Just over a year ago, Egyptians living abroad voted in a referendum on a new constitution put forward by an elected Muslim Brotherhood-led government, which was ousted by the army last July following a period of violent unrest. Starting on January 8, thousands of people are expected to visit Egyptian embassies worldwide to cast ballots on another draft constitution. This one is supported by Egypt’s military-backed interim government, which – by banning Islamist parties and scrapping parts of the former government’s legislation – reflects the shift in power in Egypt. Expatriates will be able to vote until January 12, ahead of the referendum at home which is slated for January 14-15. “It’s essential that everyone votes in this referendum, whatever their vote may be,” said Sabry Fahmy, an Egyptian who lives in Doha, Qatar. “Whether it’s in favour of or against the constitution, your vote must be made. For us abroad, taking part in these polls has been one of our main gains from this saga.” About 2.7 million Egyptians live outside the country, according to the International Organisation on Migration, but other reports peg the figure far higher – closer to eight million.

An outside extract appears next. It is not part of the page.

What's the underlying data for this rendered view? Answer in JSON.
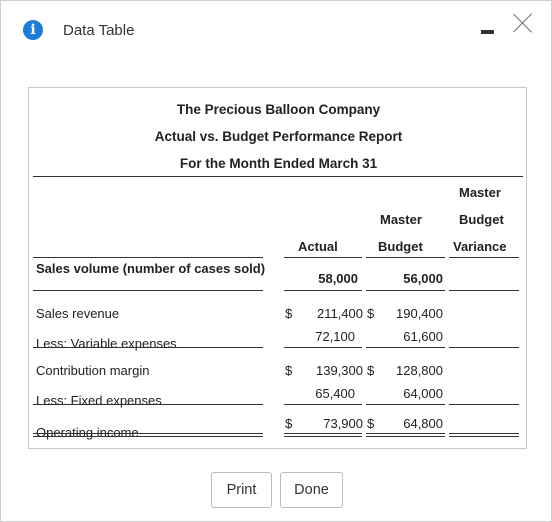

Yet only 681,346 Egyptian expatriates have registered to vote on the elections committee’s website. “Not all Egyptians abroad are closely tied to the country, and it takes dedication and commitment for them to go out of their way and participate,” said Shadi Hamid, the director of research for the Brookings Doha Centre.
Egypt declares Brotherhood ‘terrorist group’
The constitution, which will pave the way for presidential and legislative elections later in the year, is part of the political roadmap announced on July 3 by army chief Abdel-Fattah al-Sisi, who led the toppling of the country’s first freely elected President Mohamed Morsi.
Forging ahead with the roadmap has not, however, restored a sense of normality to the streets of Egypt’s cities. The political turbulence that has crippled Egypt since the 2011 revolt ending Hosni Mubarak’s three-decade rule has worsened in recent months.
More than 1,000 people, mostly supporters of Morsi and his Muslim Brotherhood, have died in a months-long violent crackdown. The group was declared a terrorist organsation by the interim government on December 25, a move widely seen to be a precursor for an even more intense clampdown on the country’s oldest political group.
Hundreds of Egyptian soldiers and policemen have also fallen victim to attacks by armed Islamists in the Sinai Peninsula, who have recently become active in cities in the Nile Delta as well.